Land und Leute


Ein Bachler in Senegal
Philipp Niklas war bei dem Hilfsprojekt  „Perspektive Senegal“

Das Studium der Betriebswirtschaftslehre dreht sich hauptsächlich um erwerbsorientierte Unternehmen. Dass man aber auch in Hilfsorganisationen richtig und gut „wirtschaften“ muss, veranlasste den Haimelkofener BWL-Studenten Philipp Niklas dazu, seine Abschlussarbeit über ein Straßenkinder-Projekt im Senegal zu schreiben. Vergangenen Juni lebte und arbeitete er dort selbst drei Wochen lang.

Das von Philipps Vater 2002 mitgegründete Hilfsprojekt „Perspektive Senegal“, bietet in einem Zentrum mehr als 30 Kindern und Jugendlichen nahe der senegalesischen Hauptstadt Dakar ein Zuhause. Die meisten Jungen sind ehemalige Straßenkinder oder wurden von ihren Eltern in Koranschulen geschickt.

Einer von ihnen ist der 16-jährige Aliou. Da ihn seine Eltern nicht ernähren konnten, brachte ihn sein Großvater, Moslem wie 92 Prozent der senegalesischen Bevölkerung, in eine verdreckte Koranschule, in der es nicht einmal fließendes Wasser gab. Zweimal wöchentlich lehrte der Marabout, der islamische Geistliche, den Koran. Die restliche Zeit musste Aliou mit den anderen Koranschülern in Dakar betteln. Kamen sie abends mit zu wenig Geld zurück, bestrafte sie der Marabout oft mit Schlägen. Nach der Auflösung der Koranschule musste Aliou drei Monate in einem Krankenhaus wegen Blutarmut behandelt und wieder aufgepäppelt werden, bevor er als eines der ersten Kinder im Zentrum aufgenommen werden konnte. „An seiner zurückhaltenden, etwas schüchternen Art merkt man ihm an, welche Narben seine Vergangenheit hinterlassen hat“, erzählt Philipp. „Allerdings haben ihn die Jahre im Zentrum gelehrt, was mit Gemeinschaft und Zusammenhalt zu erreichen ist. Er ist nun einer der besten Schüler und sorgt oft für Ordnung, wenn das afrikanische Temperament der vielen Jungs aufeinanderprallt.“

Neben der Schulausbildung bietet „Perspektive Senegal“ im Zentrum auch eine Schuhmacher- sowie eine Schreinerlehre an.
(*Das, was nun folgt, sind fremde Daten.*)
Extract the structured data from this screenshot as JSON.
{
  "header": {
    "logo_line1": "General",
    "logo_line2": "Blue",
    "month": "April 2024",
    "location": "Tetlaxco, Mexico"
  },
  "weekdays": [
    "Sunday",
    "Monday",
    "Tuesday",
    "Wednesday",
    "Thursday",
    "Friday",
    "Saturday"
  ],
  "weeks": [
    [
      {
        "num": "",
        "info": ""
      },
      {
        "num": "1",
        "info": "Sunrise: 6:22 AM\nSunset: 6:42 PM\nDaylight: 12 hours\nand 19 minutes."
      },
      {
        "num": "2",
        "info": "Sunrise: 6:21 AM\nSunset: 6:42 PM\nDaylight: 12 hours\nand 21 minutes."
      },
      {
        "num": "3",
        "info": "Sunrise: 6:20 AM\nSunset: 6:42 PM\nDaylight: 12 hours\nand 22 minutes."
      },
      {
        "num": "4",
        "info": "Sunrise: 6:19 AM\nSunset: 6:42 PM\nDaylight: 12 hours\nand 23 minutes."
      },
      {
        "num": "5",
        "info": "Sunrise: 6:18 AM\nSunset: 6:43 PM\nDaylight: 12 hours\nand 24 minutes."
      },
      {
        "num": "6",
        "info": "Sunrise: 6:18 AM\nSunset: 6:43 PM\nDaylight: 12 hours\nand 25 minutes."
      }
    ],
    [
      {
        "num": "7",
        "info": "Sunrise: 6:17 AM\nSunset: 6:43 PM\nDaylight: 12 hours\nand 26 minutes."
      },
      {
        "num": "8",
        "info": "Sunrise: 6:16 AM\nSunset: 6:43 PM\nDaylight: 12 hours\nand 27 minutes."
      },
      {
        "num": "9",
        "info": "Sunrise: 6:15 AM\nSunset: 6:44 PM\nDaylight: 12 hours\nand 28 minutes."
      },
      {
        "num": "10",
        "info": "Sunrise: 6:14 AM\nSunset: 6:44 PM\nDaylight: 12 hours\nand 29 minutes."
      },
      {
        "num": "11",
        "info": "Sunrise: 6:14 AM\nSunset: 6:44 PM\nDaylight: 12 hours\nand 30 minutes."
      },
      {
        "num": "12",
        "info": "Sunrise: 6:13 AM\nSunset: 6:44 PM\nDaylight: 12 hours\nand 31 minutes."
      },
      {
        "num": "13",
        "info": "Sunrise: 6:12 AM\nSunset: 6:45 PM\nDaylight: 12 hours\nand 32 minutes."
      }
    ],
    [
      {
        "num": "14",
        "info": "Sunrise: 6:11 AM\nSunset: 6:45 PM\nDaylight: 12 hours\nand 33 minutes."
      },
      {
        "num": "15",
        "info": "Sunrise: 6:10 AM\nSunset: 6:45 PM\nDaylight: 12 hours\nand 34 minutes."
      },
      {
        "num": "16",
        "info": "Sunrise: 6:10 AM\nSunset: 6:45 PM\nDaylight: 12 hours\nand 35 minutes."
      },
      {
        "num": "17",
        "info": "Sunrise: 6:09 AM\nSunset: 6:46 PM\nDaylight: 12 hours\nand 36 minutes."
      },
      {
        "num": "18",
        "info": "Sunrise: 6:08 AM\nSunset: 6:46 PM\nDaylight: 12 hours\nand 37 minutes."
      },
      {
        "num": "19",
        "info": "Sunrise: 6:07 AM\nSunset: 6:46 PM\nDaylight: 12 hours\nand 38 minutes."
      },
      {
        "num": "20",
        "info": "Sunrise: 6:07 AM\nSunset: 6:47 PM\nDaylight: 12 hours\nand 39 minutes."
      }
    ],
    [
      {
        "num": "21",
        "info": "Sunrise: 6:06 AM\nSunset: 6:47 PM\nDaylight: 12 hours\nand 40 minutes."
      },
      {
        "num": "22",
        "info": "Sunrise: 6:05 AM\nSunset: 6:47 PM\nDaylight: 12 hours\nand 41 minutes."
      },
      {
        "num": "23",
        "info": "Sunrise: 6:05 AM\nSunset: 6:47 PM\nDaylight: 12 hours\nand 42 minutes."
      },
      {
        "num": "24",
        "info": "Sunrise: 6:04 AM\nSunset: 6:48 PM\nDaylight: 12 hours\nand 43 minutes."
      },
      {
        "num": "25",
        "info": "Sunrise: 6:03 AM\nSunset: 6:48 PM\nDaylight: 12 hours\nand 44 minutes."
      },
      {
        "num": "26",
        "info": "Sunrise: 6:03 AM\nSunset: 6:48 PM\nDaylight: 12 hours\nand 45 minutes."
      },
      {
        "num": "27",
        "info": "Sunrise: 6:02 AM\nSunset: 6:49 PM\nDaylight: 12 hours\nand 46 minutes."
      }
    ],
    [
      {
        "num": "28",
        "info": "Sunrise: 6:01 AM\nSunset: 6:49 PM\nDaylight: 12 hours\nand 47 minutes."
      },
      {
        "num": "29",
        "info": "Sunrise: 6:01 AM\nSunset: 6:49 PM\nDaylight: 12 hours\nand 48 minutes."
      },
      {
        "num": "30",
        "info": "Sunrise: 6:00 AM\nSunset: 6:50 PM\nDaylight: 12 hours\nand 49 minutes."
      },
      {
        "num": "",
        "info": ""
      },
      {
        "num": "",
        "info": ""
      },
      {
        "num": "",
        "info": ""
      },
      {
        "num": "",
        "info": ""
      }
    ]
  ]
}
Mit fünf anderen Jungen zwischen 14 und 19 Jahren, wird Aliou momentan zum Schuster ausgebildet. In der Schusterwerkstatt fertigen er und die anderen Lehrlinge unter Aufsicht eines gelernten Schuhmachers in erster Linie Ledersandalen nach Maß und entwerfen dazu eigene Designs. Obwohl die meisten Senegalesen billige Import-Sandalen aus China kaufen, hat sich die gute Qualität der von den Lehrlingen produzierten Schuhe herumgesprochen. Deswegen können sie auf einen Verkauf von zwei bis drei Paaren täglich stolz sein.


Während die Lehrlinge noch fleißig an neuen Schuhen arbeiten, helfen die anderen Kinder bei der Zubereitung des Abendessens mit. Sie schälen Kartoffeln und nehmen Fische aus. Hauptnahrungsmittel im Senegal sind Reis, Mais, Hirse und Fisch. Aber auch Kartoffeln, Zwiebeln und Rindfleisch werden gerne gegessen. „Ich habe zwar jeden Tag einmal Reis mit Fisch gegessen“, berichtet Philipp Niklas „aber durch die raffinierte Zubereitung war es trotzdem abwechslungsreich.“ Genauso wie die Einheimischen hat auch er mit der rechten Hand oder einem Löffel aus einer großen Schüssel gegessen, um die fünf bis sechs Personen herumsitzen. Für viele Kinder im Zentrum sind drei volle Mahlzeiten keineswegs selbstverständlich. Noch heute sind 20% der senegalesischen Bevölkerung unterernährt.